Before leaving the caves, there were 109 Ruc persons. They lived in isolation and ran away at the sight of strangers. Their life was completely natural. They lived in the high mountains, hunting and gathering. Both men and women tied their hair behind them, covering their bodies with antiar bark. They slept sitting.
Having left the caves over 50 years ago, the couple, Mr Cao Chon and Mrs Cao Thi Bim (80 plus years old), still keep their primal way of life. The government built them a house and gave them land to farm, but they don’t live there. They moved back to the caves, hunting and gathering in day time, then coming back to the cave to sit-sleep at night, despite the government’s and their children’s persuasion.
Mr Cao Van Dan, 39, head of Mo O O O village told us, not only the Cao Chon couple, but all of about 500 Ruc people still sometimes miss the caves. Every harvest season, many families move to caves to live for a few months.
According to Mr Dinh Thanh Du, the Ruc have retained very mysterious witchcraft rituals, unknown to other tribes; these include ‘blow open’, ‘blow close’, and ‘air cut’.
Mr Du told us the Ruc use blow close to ‘blow’ a spell into a woman so she can have sex without conceiving; they ‘blow open’ a woman when she wants to be pregnant. They use the air cut witchcraft to avoid wild beasts. In the forests, a Ruc needs only to murmur some incantation, and the tigers, leopards, even wild elephants won’t dare to attack them.
Mr Du relates that during a field trip he took with Dr Vo Xuan Trang, a linguist and folklore researcher, to learn about the Ruc witchcraft, Dr Trang almost died trying to test the power of the air cut spell. They went into a forest with an old Ruc man, and the Ruc warned them that they had to go at least five metres ahead of him. They should in no circumstances fall behind the Ruc man (who had at that moment already cast the air cut spell). But suddenly, Dr Trang intentionally fell behind, and he immediately fell down in convulsion, with blood foam on his mouth. The Ruc old man came back and murmured something. Only then did Dr Trang regain normalcy.

Mr Cao Van Dan, head of Mo O O O village, told us that nowadays, these rituals are no longer popular among the Ruc community. But some shamans can still perform them. Mr Dan and two border guards took us to a shaman named Cao Ong. The man was already in his 80’s, frail and unable to walk. But his mind was relatively clear. After several refusals, he finally agreed to show us the blow open and blow close spell casting. His tools were in a corner of the house, but no one dared to pick them up.

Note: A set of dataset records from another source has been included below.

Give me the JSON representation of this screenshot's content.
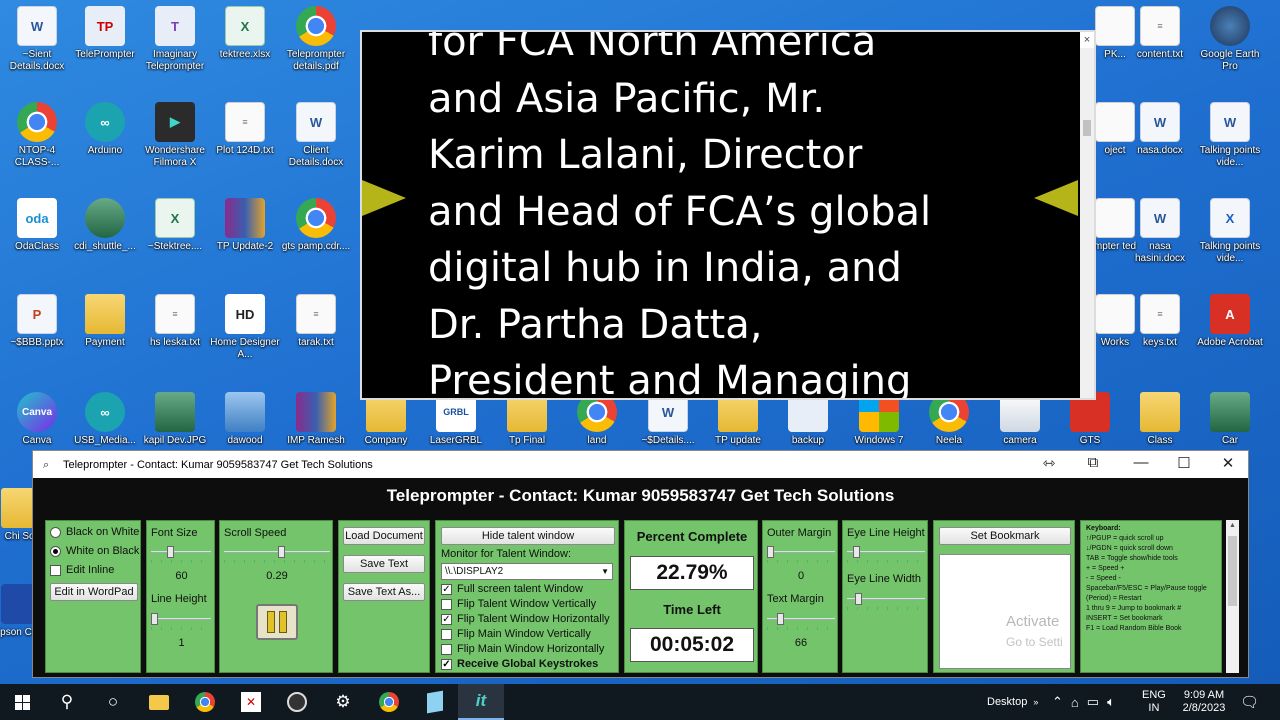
{
  "desktop": {
    "icons": [
      {
        "label": "~Sient Details.docx",
        "icon": "word-doc-icon"
      },
      {
        "label": "TelePrompter",
        "icon": "teleprompter-app-icon"
      },
      {
        "label": "Imaginary Teleprompter",
        "icon": "imaginary-teleprompter-icon"
      },
      {
        "label": "tektree.xlsx",
        "icon": "excel-icon"
      },
      {
        "label": "Teleprompter details.pdf",
        "icon": "chrome-icon"
      },
      {
        "label": "PK...",
        "icon": "file-icon"
      },
      {
        "label": "content.txt",
        "icon": "text-file-icon"
      },
      {
        "label": "Google Earth Pro",
        "icon": "google-earth-icon"
      },
      {
        "label": "NTOP-4 CLASS-...",
        "icon": "chrome-icon"
      },
      {
        "label": "Arduino",
        "icon": "arduino-icon"
      },
      {
        "label": "Wondershare Filmora X",
        "icon": "filmora-icon"
      },
      {
        "label": "Plot 124D.txt",
        "icon": "text-file-icon"
      },
      {
        "label": "Client Details.docx",
        "icon": "word-doc-icon"
      },
      {
        "label": "oject",
        "icon": "file-icon"
      },
      {
        "label": "nasa.docx",
        "icon": "word-doc-icon"
      },
      {
        "label": "Talking points vide...",
        "icon": "word-doc-icon"
      },
      {
        "label": "OdaClass",
        "icon": "oda-icon"
      },
      {
        "label": "cdi_shuttle_...",
        "icon": "shuttle-image-icon"
      },
      {
        "label": "~Stektree....",
        "icon": "excel-icon"
      },
      {
        "label": "TP Update-2",
        "icon": "rar-icon"
      },
      {
        "label": "gts pamp.cdr....",
        "icon": "chrome-icon"
      },
      {
        "label": "mpter ted",
        "icon": "file-icon"
      },
      {
        "label": "nasa hasini.docx",
        "icon": "word-doc-icon"
      },
      {
        "label": "Talking points vide...",
        "icon": "xaml-icon"
      },
      {
        "label": "~$BBB.pptx",
        "icon": "pptx-icon"
      },
      {
        "label": "Payment",
        "icon": "folder-icon"
      },
      {
        "label": "hs leska.txt",
        "icon": "text-file-icon"
      },
      {
        "label": "Home Designer A...",
        "icon": "home-designer-icon"
      },
      {
        "label": "tarak.txt",
        "icon": "text-file-icon"
      },
      {
        "label": "Works",
        "icon": "file-icon"
      },
      {
        "label": "keys.txt",
        "icon": "text-file-icon"
      },
      {
        "label": "Adobe Acrobat",
        "icon": "acrobat-icon"
      },
      {
        "label": "Canva",
        "icon": "canva-icon"
      },
      {
        "label": "USB_Media...",
        "icon": "arduino-icon"
      },
      {
        "label": "kapil Dev.JPG",
        "icon": "photo-icon"
      },
      {
        "label": "dawood",
        "icon": "monitor-icon"
      },
      {
        "label": "IMP Ramesh",
        "icon": "rar-icon"
      },
      {
        "label": "Company",
        "icon": "folder-icon"
      },
      {
        "label": "LaserGRBL",
        "icon": "lasergrbl-icon"
      },
      {
        "label": "Tp Final",
        "icon": "folder-icon"
      },
      {
        "label": "land",
        "icon": "chrome-icon"
      },
      {
        "label": "~$Details....",
        "icon": "word-doc-icon"
      },
      {
        "label": "TP update",
        "icon": "folder-icon"
      },
      {
        "label": "backup",
        "icon": "drive-icon"
      },
      {
        "label": "Windows 7",
        "icon": "windows-shield-icon"
      },
      {
        "label": "Neela",
        "icon": "chrome-icon"
      },
      {
        "label": "camera",
        "icon": "monitor-icon"
      },
      {
        "label": "GTS",
        "icon": "pdf-icon"
      },
      {
        "label": "Class",
        "icon": "folder-icon"
      },
      {
        "label": "Car",
        "icon": "car-image-icon"
      },
      {
        "label": "Chi Sof",
        "icon": "file-icon"
      },
      {
        "label": "Epson Conn",
        "icon": "epson-icon"
      }
    ]
  },
  "talent_window": {
    "lines": [
      "for FCA North America",
      "and Asia Pacific, Mr.",
      "Karim Lalani, Director",
      "and Head of FCA’s global",
      "digital hub in India, and",
      "Dr. Partha Datta,",
      "President and Managing"
    ],
    "close_glyph": "×"
  },
  "main_window": {
    "title": "Teleprompter - Contact: Kumar 9059583747  Get Tech Solutions",
    "header": "Teleprompter - Contact: Kumar 9059583747  Get Tech Solutions",
    "colors": {
      "panel_green": "#73c46a",
      "window_bg": "#0d0d0d"
    },
    "display_mode": {
      "options": [
        "Black on White",
        "White on Black"
      ],
      "selected": "White on Black",
      "edit_inline": "Edit Inline",
      "edit_wordpad": "Edit in WordPad"
    },
    "font_size": {
      "label": "Font Size",
      "value": "60",
      "level": 0.3
    },
    "line_height": {
      "label": "Line Height",
      "value": "1",
      "level": 0.0
    },
    "scroll_speed": {
      "label": "Scroll Speed",
      "value": "0.29",
      "level": 0.55,
      "pause_icon": "pause-icon"
    },
    "file_buttons": {
      "load": "Load Document",
      "save": "Save Text",
      "save_as": "Save Text As..."
    },
    "talent": {
      "hide_button": "Hide talent window",
      "monitor_label": "Monitor for Talent Window:",
      "monitor_value": "\\\\.\\DISPLAY2",
      "options": [
        {
          "label": "Full screen talent Window",
          "checked": true
        },
        {
          "label": "Flip Talent Window Vertically",
          "checked": false
        },
        {
          "label": "Flip Talent Window Horizontally",
          "checked": true
        },
        {
          "label": "Flip Main Window Vertically",
          "checked": false
        },
        {
          "label": "Flip Main Window Horizontally",
          "checked": false
        },
        {
          "label": "Receive Global Keystrokes",
          "checked": true
        }
      ]
    },
    "progress": {
      "percent_label": "Percent Complete",
      "percent_value": "22.79%",
      "time_label": "Time Left",
      "time_value": "00:05:02"
    },
    "margins": {
      "outer_label": "Outer Margin",
      "outer_value": "0",
      "text_label": "Text Margin",
      "text_value": "66"
    },
    "eye_line": {
      "height_label": "Eye Line Height",
      "width_label": "Eye Line Width"
    },
    "bookmark": {
      "button": "Set Bookmark",
      "watermark_1": "Activate",
      "watermark_2": "Go to Setti"
    },
    "keyboard_help": [
      "Keyboard:",
      "↑/PGUP = quick scroll up",
      "↓/PGDN = quick scroll down",
      "TAB = Toggle show/hide tools",
      "+ = Speed +",
      "- = Speed -",
      "Spacebar/F5/ESC = Play/Pause toggle",
      "(Period) = Restart",
      "1 thru 9 = Jump to bookmark #",
      "INSERT = Set bookmark",
      "F1 = Load Random Bible Book"
    ]
  },
  "taskbar": {
    "desktop_label": "Desktop",
    "lang_1": "ENG",
    "lang_2": "IN",
    "time": "9:09 AM",
    "date": "2/8/2023"
  }
}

A while later, Mr Cao Ngoc En, Cao Ong’s brother, came and only he dared to bring out the tools and arrange them for a ritual. The tools included two bamboo tubes, one metre and 0.5 metre, one flat rock twice the size of a man’s palm, a bowl of water, and a bowl of flowers. Mr En said that there must also be a piece of beeswax for a candle, some incense and a hair or a thread in the water bowl.
Cao Ong squatted on his bed, holding the two bamboo tubes in his hands and rubbing them on the rock to make some low and high-pitched sounds. At the same time, he murmured an incantation to the tune and rhythm of the bamboo tubes and blew air in the water bowl. After about 30 minutes of this, the bowl was supposed to be given to a woman to drink who does not want to bear a child. And that was the blow close ritual.
Mr Cao Ong said that the blow open ritual was similar, but with a different incantation. He could also, he maintained, blow away bleeding wounds, snake bites and various diseases with different incantations. Besides the air cut trick for one person to avoid predators, he could also draw a circle with many people inside to block animal attacks. But when asked to reveal the content of the incantations and to translate them to Vietnamese, he shook his head, ‘That’s a sacred and forbidden thing that belongs to the Ruc only. Others are not allowed to know.’